Let $n\geq 2$ be an integer such that $\phi(n)|n$, and $p_1^{\alpha_1}...p_k^{\alpha_k}=n$ its unique decomposition in a product of primes, with $p_1\leq ...\leq p_n$ and $\alpha_i\geq 1, i=1,...k$. Then, for all $i\in \{1,...,k\},\ p_i-1$ has to divide $n$ , and a consequence is $p_1=2$.

$\phi(p_1^{\alpha_1}...p_k^{\alpha_k})=\phi(2^{\alp ha_1}...p_k^{\alpha_k})=\phi(2^{\alpha_1})$ $\phi(p_2^{\alpha_2}...p_k^{\alpha_k})=2^{\alpha_1-1}\phi(p_2^{\alpha_2}...p_k^{\alpha_k})$

so $\forall l\in \mathbb{N}, 2^l | \phi(p_2^{\alpha_2}...p_k^{\alpha_k})\Rightarrow l\leq 1$ , and since $\forall i\in \{2,...,k\},\ p_i$ is odd, that means $k\leq 2$ .

If $k=1$ , that's ok; if $k=2$ , $( p_2-1\geq 2$ and $4$ can't divide $p_2-1$ and $p_2-1|2^{\alpha_1}p_2^{\alpha_2} )\Rightarrow p_2-1=2$ $\Rightarrow p_2=3$

As you may see, $\forall k,l\in \mathbb{N},\ \phi(2^{k+1}3^l)=2^{k+1}3^{l-1}|2^{k+1}3^l$ .
Furthermore, $\phi(1)=1$ .

Conclusion: the integers $n$ such that $\phi(n)|n$ are the elements of $\{1\}\cup \{2^{k+1}3^l;\ k,l\in\mathbb{N}\}\subset \mathbb{N}$
• Jan 29th 2009, 08:08 AM
Cairo
Thank you for this.

I'm a little confused over your notation, since you appear to interchange the exponent k and l for your primes.

I have managed to google an exam paper that suggests that the answer is n = 2^a*3^b for a, b in N.

How does this work?
• Jan 29th 2009, 09:46 PM
clic-clac
Hi.

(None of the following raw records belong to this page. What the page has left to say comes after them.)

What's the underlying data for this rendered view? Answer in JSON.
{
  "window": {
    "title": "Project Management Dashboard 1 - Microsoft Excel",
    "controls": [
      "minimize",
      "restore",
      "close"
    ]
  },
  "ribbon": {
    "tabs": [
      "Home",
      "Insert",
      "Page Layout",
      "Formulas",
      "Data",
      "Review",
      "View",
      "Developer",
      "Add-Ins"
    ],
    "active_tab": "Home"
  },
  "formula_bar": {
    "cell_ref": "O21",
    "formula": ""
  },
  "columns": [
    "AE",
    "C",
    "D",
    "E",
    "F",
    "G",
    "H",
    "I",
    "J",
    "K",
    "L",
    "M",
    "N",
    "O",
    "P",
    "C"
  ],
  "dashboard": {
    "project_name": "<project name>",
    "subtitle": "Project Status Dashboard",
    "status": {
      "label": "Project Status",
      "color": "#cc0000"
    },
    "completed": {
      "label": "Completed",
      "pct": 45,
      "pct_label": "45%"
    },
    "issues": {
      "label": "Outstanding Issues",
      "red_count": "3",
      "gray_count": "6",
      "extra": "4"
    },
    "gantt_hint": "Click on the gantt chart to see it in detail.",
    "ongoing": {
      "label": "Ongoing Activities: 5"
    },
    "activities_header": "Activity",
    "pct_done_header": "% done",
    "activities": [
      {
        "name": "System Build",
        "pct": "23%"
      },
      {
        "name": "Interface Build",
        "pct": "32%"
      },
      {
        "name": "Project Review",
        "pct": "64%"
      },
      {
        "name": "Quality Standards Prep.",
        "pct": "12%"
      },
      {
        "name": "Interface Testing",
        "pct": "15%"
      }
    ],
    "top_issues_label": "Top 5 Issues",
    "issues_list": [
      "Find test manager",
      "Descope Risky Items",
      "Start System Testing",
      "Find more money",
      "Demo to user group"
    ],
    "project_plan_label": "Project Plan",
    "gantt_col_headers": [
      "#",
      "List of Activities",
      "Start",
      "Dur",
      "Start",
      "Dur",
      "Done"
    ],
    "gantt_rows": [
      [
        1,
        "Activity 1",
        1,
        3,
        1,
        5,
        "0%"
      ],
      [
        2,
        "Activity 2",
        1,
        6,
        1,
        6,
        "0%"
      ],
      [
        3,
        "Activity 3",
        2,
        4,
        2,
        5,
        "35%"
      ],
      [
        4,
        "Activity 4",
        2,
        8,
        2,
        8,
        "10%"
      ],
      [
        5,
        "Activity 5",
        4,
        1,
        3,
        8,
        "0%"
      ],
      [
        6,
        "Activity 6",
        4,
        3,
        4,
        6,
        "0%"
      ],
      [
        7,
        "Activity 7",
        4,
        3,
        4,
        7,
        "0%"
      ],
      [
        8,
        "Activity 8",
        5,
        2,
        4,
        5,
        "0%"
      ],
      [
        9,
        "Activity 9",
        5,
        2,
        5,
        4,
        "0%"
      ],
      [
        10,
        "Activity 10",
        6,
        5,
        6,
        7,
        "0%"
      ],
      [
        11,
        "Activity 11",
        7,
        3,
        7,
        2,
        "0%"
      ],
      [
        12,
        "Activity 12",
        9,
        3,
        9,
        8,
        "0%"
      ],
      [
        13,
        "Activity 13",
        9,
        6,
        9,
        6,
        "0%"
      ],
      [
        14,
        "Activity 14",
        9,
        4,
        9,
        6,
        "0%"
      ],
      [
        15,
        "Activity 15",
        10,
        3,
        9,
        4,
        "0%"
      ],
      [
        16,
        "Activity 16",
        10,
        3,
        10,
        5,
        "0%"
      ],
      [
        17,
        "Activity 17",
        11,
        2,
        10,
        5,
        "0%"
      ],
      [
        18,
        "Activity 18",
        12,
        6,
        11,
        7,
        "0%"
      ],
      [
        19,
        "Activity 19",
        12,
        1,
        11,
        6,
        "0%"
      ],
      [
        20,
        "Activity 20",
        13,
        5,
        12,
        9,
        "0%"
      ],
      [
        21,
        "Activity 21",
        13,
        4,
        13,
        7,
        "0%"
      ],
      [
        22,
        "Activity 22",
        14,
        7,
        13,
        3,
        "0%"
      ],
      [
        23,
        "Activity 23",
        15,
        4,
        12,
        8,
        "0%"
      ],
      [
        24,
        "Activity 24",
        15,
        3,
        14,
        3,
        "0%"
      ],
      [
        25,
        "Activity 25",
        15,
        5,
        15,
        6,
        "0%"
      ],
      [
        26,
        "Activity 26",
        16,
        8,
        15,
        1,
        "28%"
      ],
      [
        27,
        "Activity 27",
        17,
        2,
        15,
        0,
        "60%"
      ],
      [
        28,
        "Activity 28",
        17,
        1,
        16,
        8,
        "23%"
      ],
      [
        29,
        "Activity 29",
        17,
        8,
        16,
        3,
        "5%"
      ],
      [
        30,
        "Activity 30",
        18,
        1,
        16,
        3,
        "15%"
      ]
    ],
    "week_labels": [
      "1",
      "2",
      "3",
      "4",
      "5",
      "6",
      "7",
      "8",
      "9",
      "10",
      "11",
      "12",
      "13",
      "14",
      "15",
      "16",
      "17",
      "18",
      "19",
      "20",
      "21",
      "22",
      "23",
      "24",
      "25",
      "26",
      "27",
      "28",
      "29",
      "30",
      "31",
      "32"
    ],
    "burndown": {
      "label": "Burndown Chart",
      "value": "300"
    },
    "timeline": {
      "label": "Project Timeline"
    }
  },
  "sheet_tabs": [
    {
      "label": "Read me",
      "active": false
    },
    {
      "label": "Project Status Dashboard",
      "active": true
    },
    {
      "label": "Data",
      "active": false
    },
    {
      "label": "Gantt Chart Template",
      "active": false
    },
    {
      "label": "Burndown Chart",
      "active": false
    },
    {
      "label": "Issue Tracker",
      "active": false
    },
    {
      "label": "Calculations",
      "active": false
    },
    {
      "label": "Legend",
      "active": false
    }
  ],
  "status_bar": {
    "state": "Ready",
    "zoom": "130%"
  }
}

The exponent notations can be changed during the proof, they are unknowns, so there is no problem.
But the integers $2^a3^b,\ a,b\in\mathbb{N}$ arn't the solution because $\phi(2^03^k)=2.3^{k-1}$ doesn't divide $3^k$ (that's why the solution is a little bit more complicated)